Interesting was what Pragus needed, what all the AIs out here on the defence sphere needed. Marco had learned the story from another trader who used to do this run before him. Here the AIs, each stationed on a weapons platform, were guarding the Polity from one of the most dangerous threats it had ever faced. Automatic systems would never have been sufficient, for the format of this threat could change at any time. But the problem with employing high-functioning AIs as watchdogs was their boredom. Three AIs had to be pulled out of the sphere in the first years, having turned inward to lose themselves in the realms of their own minds. That was before Orlandine—the overseer of the sphere project—decided on a new approach. She allowed contact with the Polity AI net, and she permitted traders to bring items of interest to sell. AI toys.

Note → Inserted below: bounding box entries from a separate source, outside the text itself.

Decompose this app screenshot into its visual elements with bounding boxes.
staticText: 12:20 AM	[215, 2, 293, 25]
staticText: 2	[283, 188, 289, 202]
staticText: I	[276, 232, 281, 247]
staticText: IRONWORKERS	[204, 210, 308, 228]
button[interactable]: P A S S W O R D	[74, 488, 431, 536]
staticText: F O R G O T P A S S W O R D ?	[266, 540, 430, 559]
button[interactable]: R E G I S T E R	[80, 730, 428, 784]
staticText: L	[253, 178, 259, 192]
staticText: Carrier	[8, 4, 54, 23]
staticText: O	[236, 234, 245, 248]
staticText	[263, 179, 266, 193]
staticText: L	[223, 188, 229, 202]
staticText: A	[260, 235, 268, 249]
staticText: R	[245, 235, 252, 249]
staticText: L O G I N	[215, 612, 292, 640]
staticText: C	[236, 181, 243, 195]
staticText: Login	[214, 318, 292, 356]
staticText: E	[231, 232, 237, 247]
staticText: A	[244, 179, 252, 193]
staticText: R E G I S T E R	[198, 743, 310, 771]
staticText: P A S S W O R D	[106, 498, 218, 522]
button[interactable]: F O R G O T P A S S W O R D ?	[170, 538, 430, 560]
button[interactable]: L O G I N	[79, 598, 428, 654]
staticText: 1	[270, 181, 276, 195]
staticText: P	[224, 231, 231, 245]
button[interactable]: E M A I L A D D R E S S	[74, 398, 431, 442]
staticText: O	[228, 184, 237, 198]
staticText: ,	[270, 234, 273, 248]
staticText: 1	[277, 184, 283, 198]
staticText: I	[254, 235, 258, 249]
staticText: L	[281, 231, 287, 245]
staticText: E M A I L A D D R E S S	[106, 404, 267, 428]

“You can come in to dock,” Pragus added.
“Thank you kindly,” said Marco. Then, trying to find his usual humour, added, “Finger off the trigger, mind.”
“I don’t have fingers,” said the AI, and the chrome face disappeared from the screen laminate.
Marco reached down to his touch-console, prodded the icon for the docking program that had just arrived and simply slid it across to the icon representing his ship’s mind. This was the frozen ganglion of a prador second-child—voiceless, remote, just a complex organic computer and nothing like the living thing it had once been. It began to take his ship in, then Marco used the console to pull up another view in the screen laminate to his left.